Now that we have levelled the playing field on intent, it is important to highlight the consequences of maladaptive coping strategies.
- Adaptive approaches are less likely to have profound negative consequences on physical health over the the long run.
- Maladaptive approaches have shorter effect cycles. In other words, you must return to the method more often for repeated short-term gains.
- Adaptive approaches have positive effects across multiple areas in our lives. This includes positive outcomes on fitness, anxiety management, and relationships at home and work. We like to call this, ‘generalizability‘.
- Maladaptive approaches reinforce quick short-term reward, while adaptive approaches tend to reinforce the powerful effects when required to delay gratification. In other words, adaptive approaches teach us that working hard towards a long-term reward is difficult now, but has massive reward with persistence (finishing a race, completing education, etc.)
The Problem With Judgement
It is critical that each of us recognize the universal desire found in both adaptive and maladaptive strategies for achieving an altered state towards wellbeing. While there are different consequences for adaptive and maladaptive approaches, it is important to understand the universal desire to feel better.
When individuals exercise morality as a basis for judging behaviour, the end result is stigma and alienation. Harm reduction depends on viewing the consequences of behaviour through a public health and human rights lens.
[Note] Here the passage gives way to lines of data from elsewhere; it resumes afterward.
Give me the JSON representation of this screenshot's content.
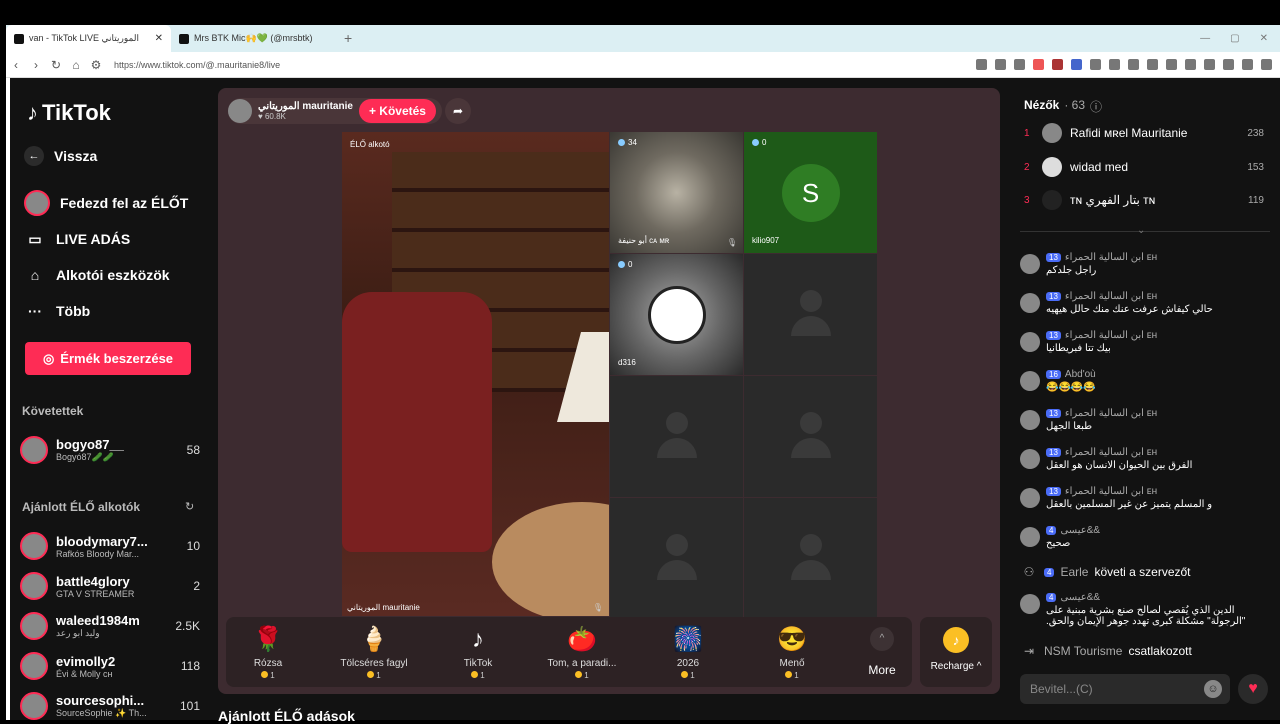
{
  "browser": {
    "tabs": [
      {
        "title": "van - TikTok LIVE الموريتاني"
      },
      {
        "title": "Mrs BTK Mic🙌💚 (@mrsbtk)"
      }
    ],
    "url": "https://www.tiktok.com/@.mauritanie8/live"
  },
  "sidebar": {
    "logo": "TikTok",
    "back": "Vissza",
    "nav": [
      {
        "label": "Fedezd fel az ÉLŐT"
      },
      {
        "label": "LIVE ADÁS"
      },
      {
        "label": "Alkotói eszközök"
      },
      {
        "label": "Több"
      }
    ],
    "coins_button": "Érmék beszerzése",
    "following_title": "Követettek",
    "following": [
      {
        "name": "bogyo87__",
        "sub": "Bogyó87🥒🥒",
        "count": "58"
      }
    ],
    "recommended_title": "Ajánlott ÉLŐ alkotók",
    "recommended": [
      {
        "name": "bloodymary7...",
        "sub": "Rafkós Bloody Mar...",
        "count": "10"
      },
      {
        "name": "battle4glory",
        "sub": "GTA V STREAMER",
        "count": "2"
      },
      {
        "name": "waleed1984m",
        "sub": "وليد ابو رعد",
        "count": "2.5K"
      },
      {
        "name": "evimolly2",
        "sub": "Évi & Molly ᴄʜ",
        "count": "118"
      },
      {
        "name": "sourcesophi...",
        "sub": "SourceSophie ✨ Th...",
        "count": "101"
      }
    ]
  },
  "stream": {
    "host_name": "الموريتاني mauritanie",
    "host_likes": "60.8K",
    "follow_button": "+ Követés",
    "creator_label": "ÉLŐ alkotó",
    "host_caption": "الموريتاني mauritanie",
    "guests": [
      {
        "count": "34",
        "name": "أبو حنيفة ᴄᴀ ᴍʀ"
      },
      {
        "count": "0",
        "name": "kilio907",
        "initial": "S"
      },
      {
        "count": "0",
        "name": "d316"
      }
    ]
  },
  "gifts": [
    {
      "name": "Rózsa",
      "price": "1",
      "icon": "🌹"
    },
    {
      "name": "Tölcséres fagyl",
      "price": "1",
      "icon": "🍦"
    },
    {
      "name": "TikTok",
      "price": "1",
      "icon": "♪"
    },
    {
      "name": "Tom, a paradi...",
      "price": "1",
      "icon": "🍅"
    },
    {
      "name": "2026",
      "price": "1",
      "icon": "🎆"
    },
    {
      "name": "Menő",
      "price": "1",
      "icon": "😎"
    }
  ],
  "gift_more": "More",
  "recharge": "Recharge ^",
  "recommend_title": "Ajánlott ÉLŐ adások",
  "viewers": {
    "title": "Nézők",
    "count": "· 63",
    "list": [
      {
        "rank": "1",
        "name": "Rafidi ᴍʀel Mauritanie",
        "score": "238"
      },
      {
        "rank": "2",
        "name": "widad med",
        "score": "153"
      },
      {
        "rank": "3",
        "name": "ᴛɴ بتار الفهري ᴛɴ",
        "score": "119"
      }
    ]
  },
  "chat": [
    {
      "user": "ابن السالية الحمراء ᴇʜ",
      "level": "13",
      "text": "راجل جلدكم"
    },
    {
      "user": "ابن السالية الحمراء ᴇʜ",
      "level": "13",
      "text": "حالي كيفاش عرفت عنك منك حالل هيهيه"
    },
    {
      "user": "ابن السالية الحمراء ᴇʜ",
      "level": "13",
      "text": "بيك تتا فبريطانيا"
    },
    {
      "user": "Abd'où",
      "level": "16",
      "text": "😂😂😂😂"
    },
    {
      "user": "ابن السالية الحمراء ᴇʜ",
      "level": "13",
      "text": "طبعا الجهل"
    },
    {
      "user": "ابن السالية الحمراء ᴇʜ",
      "level": "13",
      "text": "الفرق بين الحيوان الانسان هو العقل"
    },
    {
      "user": "ابن السالية الحمراء ᴇʜ",
      "level": "13",
      "text": "و المسلم يتميز عن غير المسلمين بالعقل"
    },
    {
      "user": "عيسى&&",
      "level": "4",
      "text": "صحيح"
    }
  ],
  "system1": {
    "user": "Earle",
    "level": "4",
    "text": "követi a szervezőt"
  },
  "chat_last": {
    "user": "عيسى&&",
    "level": "4",
    "text": "الدين الذي يُقصي لصالح صنع بشرية مبنية على \"الرجولة\" مشكلة كبرى تهدد جوهر الإيمان والحق."
  },
  "system2": {
    "user": "NSM Tourisme",
    "text": "csatlakozott"
  },
  "input_placeholder": "Bevitel...(C)"
}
Whether you are a practitioner, or a family member living with someone misusing substances, in the end, we all are attempting the same thing – To feel better.
Acceptance Promotes Change
The first step in promoting change in individuals is understanding your own bias. The second step is accepting those around you, regardless of where they are at in life, or the choices they make.
Universal acceptance is the most powerful tool in being an effective care provider, partner, parent, or teacher. Others will experience your accepting approach and seek you out when ready. Your job is to simply be with them along the way, while recognizing that you both seek the same thing.